ここまでされては大成功判定を差し上げざるをえませんな! おえませんな!
GMコメント
大体説明にあった通りのことなのですが、プレイヤー向けにざっくり説明しなおすとPC専用プラモデルを作ってバトルを楽しむシナリオです。
今回限りとはいえ、PCのイメージにぴったり合ったプラモデルを作成してみましょう。
(ここで言うプラモデルは人型ロボットを模した樹脂キットのことをさします。バベル的な翻訳なのであしからず)
●専用機を決めよう
PCのプラモデルをイチから組み立てます。技術が無くてもそれなりのものができるように練達のオッサンが色々アレしました。
細かいこと抜きで言うと、PCのイメージカラーや戦闘スタイル、もしロボだったらこんな武装だよねという空想をバシバシ盛り込みましょう。
勝つことが依頼条件じゃないので、楽しんで作ってください。
けど細かい仕様を書いてると文字数を使い切るので、『アニメ○○の○○をベースに○○して――』といった具合に書いてもらって大丈夫です。

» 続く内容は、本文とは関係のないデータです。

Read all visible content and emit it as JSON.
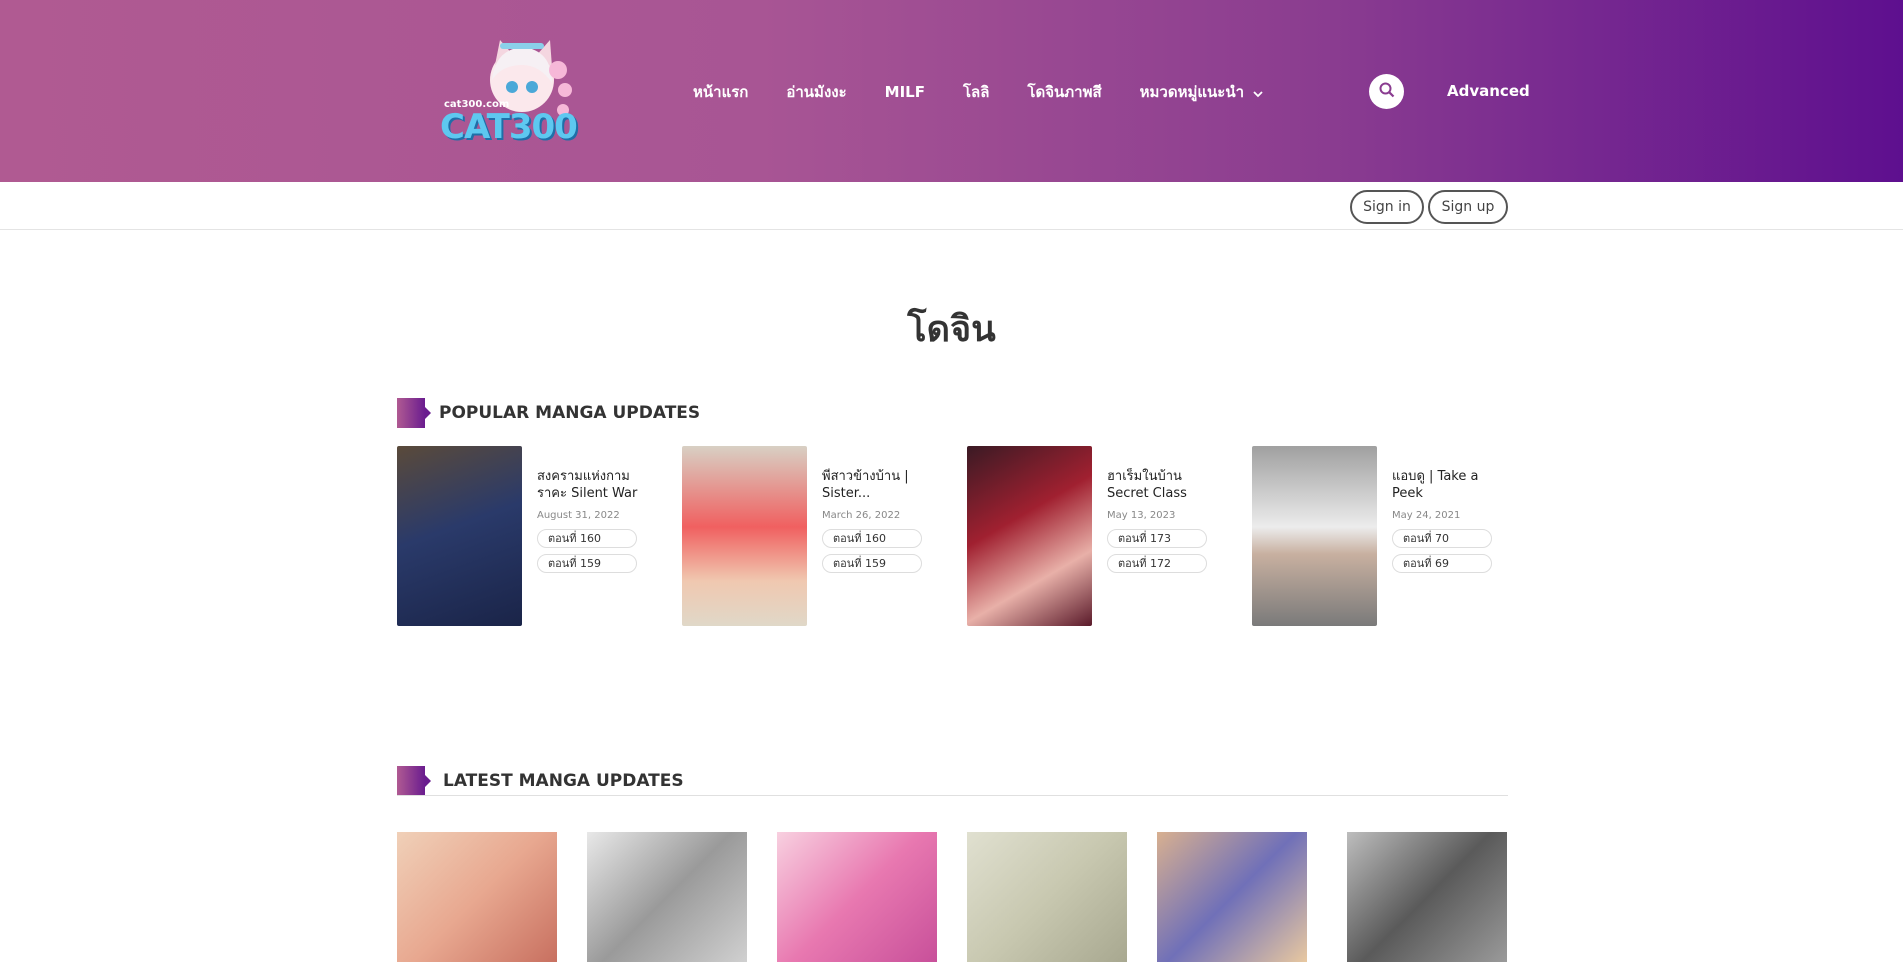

リプレイでは触れませんが、くみ取ることは出来るはずです。
●バトルをしてみよう
2人チームを組んでバトルをしましょう
リプレイの尺的な問題で恐らく1試合ずつ描写されますが、ある程度操作に慣れた状態の試合を描写するはずです。(なので操作に慣れるまでのプレイングは必要ありません。なんかその部分を書いても楽しくない気がするのです)
●プラモデルはお持ち帰り頂けます
ます。が、非アイテムとしてフレーバーで持ち帰るので、装備欄に並べたい時は人形あたりを特殊化してご申請ください(実際ベースの外ではただの人形なので)。

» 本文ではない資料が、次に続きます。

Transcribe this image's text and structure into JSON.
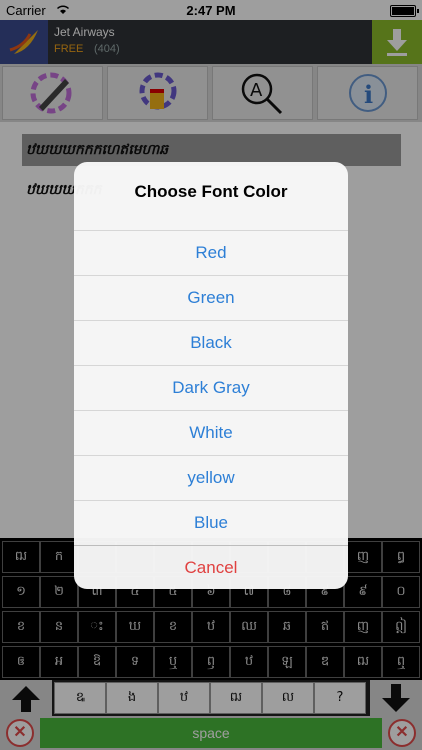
{
  "status": {
    "carrier": "Carrier",
    "time": "2:47 PM"
  },
  "ad": {
    "title": "Jet Airways",
    "price": "FREE",
    "count": "(404)"
  },
  "toolbar": {
    "items": [
      "pencil-color-icon",
      "paint-bucket-icon",
      "search-font-icon",
      "info-icon"
    ]
  },
  "text": {
    "line1": "ឋឃឃឃកកកហេឥមេហាឆ",
    "line2": "ឋឃឃឃកកក"
  },
  "keyboard": {
    "rows": [
      [
        "ឍ",
        "ក",
        "",
        "",
        "",
        "",
        "",
        "",
        "",
        "ញ",
        "ឰ"
      ],
      [
        "១",
        "២",
        "៣",
        "៤",
        "៥",
        "៦",
        "៧",
        "៨",
        "៩",
        "៩",
        "០"
      ],
      [
        "ខ",
        "ន",
        "ះ",
        "ឃ",
        "ខ",
        "ឋ",
        "ឈ",
        "ឆ",
        "ឥ",
        "ញ",
        "ឦ"
      ],
      [
        "ឲ",
        "ឣ",
        "ឱ",
        "ទ",
        "ឬ",
        "ឭ",
        "ឋ",
        "ឡ",
        "ឌ",
        "ឍ",
        "ឮ"
      ]
    ],
    "bottom": [
      "ឩ",
      "ង",
      "ឋ",
      "ឍ",
      "ល",
      "?"
    ],
    "space_label": "space"
  },
  "dialog": {
    "title": "Choose Font Color",
    "options": [
      "Red",
      "Green",
      "Black",
      "Dark Gray",
      "White",
      "yellow",
      "Blue"
    ],
    "cancel": "Cancel"
  },
  "colors": {
    "option": "#2d7fd6",
    "cancel": "#e04140",
    "space": "#49b93c",
    "ad_dl": "#8cbb2a"
  }
}
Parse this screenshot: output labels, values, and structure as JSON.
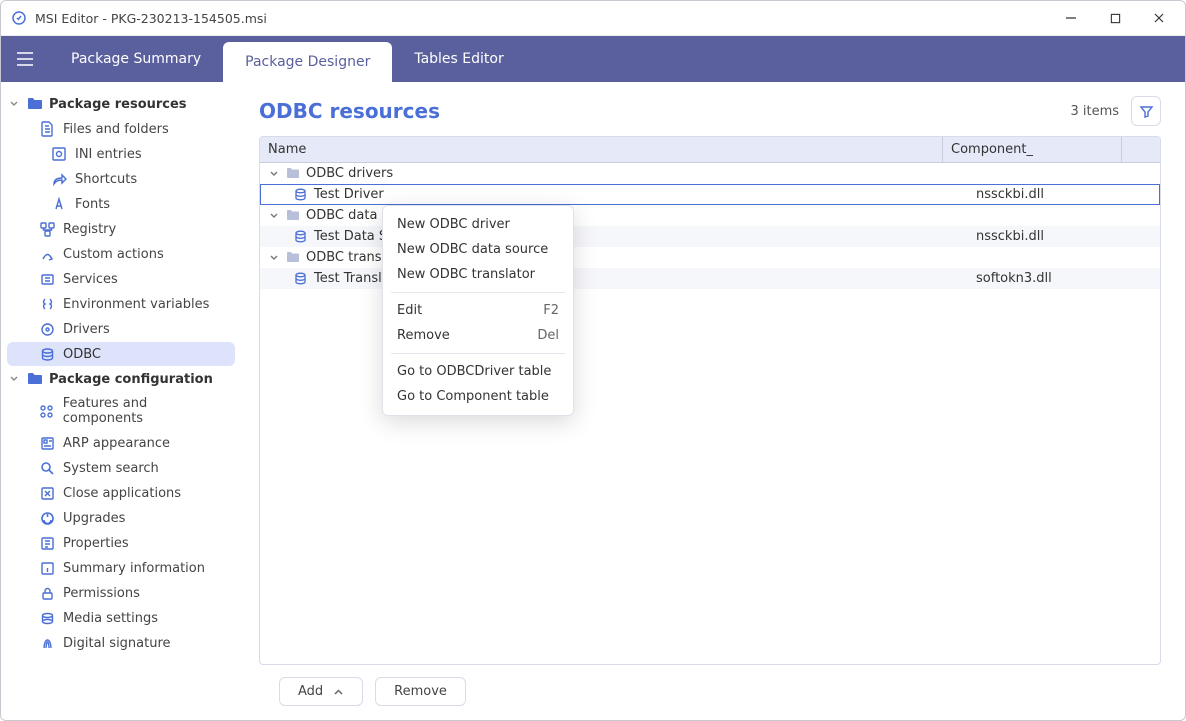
{
  "titlebar": {
    "appName": "MSI Editor",
    "filename": "PKG-230213-154505.msi"
  },
  "tabs": {
    "summary": "Package Summary",
    "designer": "Package Designer",
    "tables": "Tables Editor"
  },
  "sidebar": {
    "group_resources": "Package resources",
    "items_resources": [
      {
        "label": "Files and folders"
      },
      {
        "label": "INI entries"
      },
      {
        "label": "Shortcuts"
      },
      {
        "label": "Fonts"
      },
      {
        "label": "Registry"
      },
      {
        "label": "Custom actions"
      },
      {
        "label": "Services"
      },
      {
        "label": "Environment variables"
      },
      {
        "label": "Drivers"
      },
      {
        "label": "ODBC"
      }
    ],
    "group_config": "Package configuration",
    "items_config": [
      {
        "label": "Features and components"
      },
      {
        "label": "ARP appearance"
      },
      {
        "label": "System search"
      },
      {
        "label": "Close applications"
      },
      {
        "label": "Upgrades"
      },
      {
        "label": "Properties"
      },
      {
        "label": "Summary information"
      },
      {
        "label": "Permissions"
      },
      {
        "label": "Media settings"
      },
      {
        "label": "Digital signature"
      }
    ]
  },
  "main": {
    "title": "ODBC resources",
    "items_count": "3 items",
    "columns": {
      "name": "Name",
      "component": "Component_"
    },
    "rows": [
      {
        "type": "group",
        "label": "ODBC drivers"
      },
      {
        "type": "item",
        "label": "Test Driver",
        "component": "nssckbi.dll",
        "selected": true
      },
      {
        "type": "group",
        "label": "ODBC data so"
      },
      {
        "type": "item",
        "label": "Test Data So",
        "component": "nssckbi.dll"
      },
      {
        "type": "group",
        "label": "ODBC translat"
      },
      {
        "type": "item",
        "label": "Test Translat",
        "component": "softokn3.dll"
      }
    ]
  },
  "footer": {
    "add": "Add",
    "remove": "Remove"
  },
  "ctx": {
    "new_driver": "New ODBC driver",
    "new_ds": "New ODBC data source",
    "new_tr": "New ODBC translator",
    "edit": "Edit",
    "edit_sc": "F2",
    "remove": "Remove",
    "remove_sc": "Del",
    "goto_driver": "Go to ODBCDriver table",
    "goto_comp": "Go to Component table"
  }
}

その際にこのシナリオをソースとして指定してもOKです。
では、よいバトルを。
【アドリブ度(高)】
ロールプレイをよりお楽しみいただくため、リプレイにはキャラクターのアドリブ描写を用いることがございます。
シナリオの性質上かなりアドリブが沢山入ることになると思われます。もしアドリブされるの嫌だなって場合はプレイングに『アドリブ禁止』と書いて頂ければまあなんというか頑張ってどうにかします。